When news reached India, through the writings of Christian missionaries J.W. Burton, Hannah Dudley, and R. Piper and a returned indentured labourer, Totaram Sanadhya, of the mistreatment of Indian indentured labourers in Fiji, the Indian Government in September 1915 sent Andrews and W.W. Pearson to make inquiries. The two visited numerous plantations and interviewed indentured labourers, overseers and Government officials and on their return to India also interviewed returned labourers. In their "Report on Indentured Labour in Fiji" Andrews and Pearson highlighted the ills of the indenture system; which led to a stop of further transportation of Indian labour to the British colonies. In 1917 Andrews made a second visit to Fiji, and although he reported some improvements, was still appalled at the moral degradation of indentured labourers. He called for an immediate end to indenture; and the system of Indian indentured labour was formally abolished in 1920.

In 1936, while on a visit to Australia and New Zealand, Andrews was invited to and visited Fiji again.
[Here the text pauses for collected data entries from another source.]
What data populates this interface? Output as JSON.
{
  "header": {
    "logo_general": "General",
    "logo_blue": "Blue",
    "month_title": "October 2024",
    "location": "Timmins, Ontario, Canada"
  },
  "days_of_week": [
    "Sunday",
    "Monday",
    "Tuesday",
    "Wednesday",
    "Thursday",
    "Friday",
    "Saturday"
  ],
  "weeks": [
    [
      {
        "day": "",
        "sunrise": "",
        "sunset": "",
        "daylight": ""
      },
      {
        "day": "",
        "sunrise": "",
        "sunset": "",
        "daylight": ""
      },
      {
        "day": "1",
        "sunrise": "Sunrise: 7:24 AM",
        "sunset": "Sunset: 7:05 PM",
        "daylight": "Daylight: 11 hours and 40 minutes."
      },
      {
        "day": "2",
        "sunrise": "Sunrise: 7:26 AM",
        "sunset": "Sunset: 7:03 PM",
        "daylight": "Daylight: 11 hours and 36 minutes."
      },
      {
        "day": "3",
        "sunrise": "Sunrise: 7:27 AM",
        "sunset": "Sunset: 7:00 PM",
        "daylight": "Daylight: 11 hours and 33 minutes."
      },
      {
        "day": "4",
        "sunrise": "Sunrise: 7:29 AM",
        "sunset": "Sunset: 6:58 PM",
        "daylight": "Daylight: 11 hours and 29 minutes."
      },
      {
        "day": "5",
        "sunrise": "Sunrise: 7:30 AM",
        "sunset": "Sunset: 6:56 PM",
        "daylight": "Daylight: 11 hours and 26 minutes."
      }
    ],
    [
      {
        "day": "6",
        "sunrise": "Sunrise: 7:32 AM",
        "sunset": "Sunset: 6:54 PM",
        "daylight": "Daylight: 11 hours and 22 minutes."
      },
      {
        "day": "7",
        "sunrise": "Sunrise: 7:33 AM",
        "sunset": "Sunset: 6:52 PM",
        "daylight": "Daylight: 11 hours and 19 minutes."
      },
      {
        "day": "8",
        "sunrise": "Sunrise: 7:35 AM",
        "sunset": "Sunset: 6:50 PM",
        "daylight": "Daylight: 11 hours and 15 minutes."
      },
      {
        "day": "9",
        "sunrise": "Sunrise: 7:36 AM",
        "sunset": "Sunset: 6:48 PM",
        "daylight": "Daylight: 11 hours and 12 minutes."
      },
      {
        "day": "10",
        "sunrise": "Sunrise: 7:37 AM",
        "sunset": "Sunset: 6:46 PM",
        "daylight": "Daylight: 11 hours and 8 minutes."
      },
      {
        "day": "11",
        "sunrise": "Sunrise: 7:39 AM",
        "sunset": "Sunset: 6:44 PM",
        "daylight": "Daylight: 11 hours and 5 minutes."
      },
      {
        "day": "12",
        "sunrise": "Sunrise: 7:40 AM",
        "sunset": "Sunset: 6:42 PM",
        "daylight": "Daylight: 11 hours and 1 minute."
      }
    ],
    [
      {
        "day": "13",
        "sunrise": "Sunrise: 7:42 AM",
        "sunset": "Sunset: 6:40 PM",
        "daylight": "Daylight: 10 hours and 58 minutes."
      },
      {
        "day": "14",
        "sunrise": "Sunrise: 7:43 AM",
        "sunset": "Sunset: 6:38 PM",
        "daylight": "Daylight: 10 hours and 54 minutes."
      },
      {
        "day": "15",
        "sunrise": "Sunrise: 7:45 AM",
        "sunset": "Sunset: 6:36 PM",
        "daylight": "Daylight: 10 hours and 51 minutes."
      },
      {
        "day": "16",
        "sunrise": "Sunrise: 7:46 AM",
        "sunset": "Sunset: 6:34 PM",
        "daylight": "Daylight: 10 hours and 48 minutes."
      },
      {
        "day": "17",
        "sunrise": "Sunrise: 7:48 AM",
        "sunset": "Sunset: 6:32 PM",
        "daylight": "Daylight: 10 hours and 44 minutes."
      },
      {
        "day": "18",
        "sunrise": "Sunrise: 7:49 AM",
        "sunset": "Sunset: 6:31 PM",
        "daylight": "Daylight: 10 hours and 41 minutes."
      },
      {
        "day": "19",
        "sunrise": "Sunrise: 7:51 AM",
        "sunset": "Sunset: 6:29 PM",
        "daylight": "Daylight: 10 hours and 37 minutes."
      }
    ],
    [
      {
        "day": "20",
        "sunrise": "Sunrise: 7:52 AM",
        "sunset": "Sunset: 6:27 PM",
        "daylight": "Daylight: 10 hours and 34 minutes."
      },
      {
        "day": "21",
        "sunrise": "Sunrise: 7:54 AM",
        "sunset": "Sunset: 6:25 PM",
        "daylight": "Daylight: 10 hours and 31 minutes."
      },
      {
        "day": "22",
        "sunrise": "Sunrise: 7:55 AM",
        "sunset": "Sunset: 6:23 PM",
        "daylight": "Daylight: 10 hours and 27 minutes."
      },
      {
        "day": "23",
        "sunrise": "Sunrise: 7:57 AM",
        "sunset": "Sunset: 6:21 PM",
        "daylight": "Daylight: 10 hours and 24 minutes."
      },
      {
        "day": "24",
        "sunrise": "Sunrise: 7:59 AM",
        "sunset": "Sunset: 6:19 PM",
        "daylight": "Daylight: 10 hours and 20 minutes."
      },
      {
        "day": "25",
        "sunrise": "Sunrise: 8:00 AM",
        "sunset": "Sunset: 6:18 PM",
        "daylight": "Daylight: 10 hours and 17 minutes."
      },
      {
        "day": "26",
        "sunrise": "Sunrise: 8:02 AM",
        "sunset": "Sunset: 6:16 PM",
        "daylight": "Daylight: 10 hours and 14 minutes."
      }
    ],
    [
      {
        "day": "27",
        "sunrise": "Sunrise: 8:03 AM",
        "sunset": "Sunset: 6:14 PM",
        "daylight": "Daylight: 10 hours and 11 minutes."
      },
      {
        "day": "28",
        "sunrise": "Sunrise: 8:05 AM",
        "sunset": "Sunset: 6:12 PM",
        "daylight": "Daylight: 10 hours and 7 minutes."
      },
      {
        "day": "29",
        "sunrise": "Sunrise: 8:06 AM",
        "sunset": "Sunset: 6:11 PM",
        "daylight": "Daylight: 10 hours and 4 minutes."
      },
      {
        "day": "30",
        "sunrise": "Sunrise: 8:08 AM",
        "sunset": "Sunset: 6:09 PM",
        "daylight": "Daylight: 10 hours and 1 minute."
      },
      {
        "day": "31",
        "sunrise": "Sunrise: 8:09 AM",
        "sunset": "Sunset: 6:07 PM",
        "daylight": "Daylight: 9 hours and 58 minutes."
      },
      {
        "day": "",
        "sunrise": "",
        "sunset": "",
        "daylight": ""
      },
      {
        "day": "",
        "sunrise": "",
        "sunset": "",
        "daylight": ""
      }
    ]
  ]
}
The ex-indentured labourers and their descendents wanted him to help them overcome a new type of 'slavery', by which they were bound to the Colonial Sugar Refining Company, which controlled all aspects of their lives. Andrews, however, was delighted with the improvements in conditions since his last visit, and asked Fiji Indians to "remember that Fiji belonged to the Fijians and they were there as guests."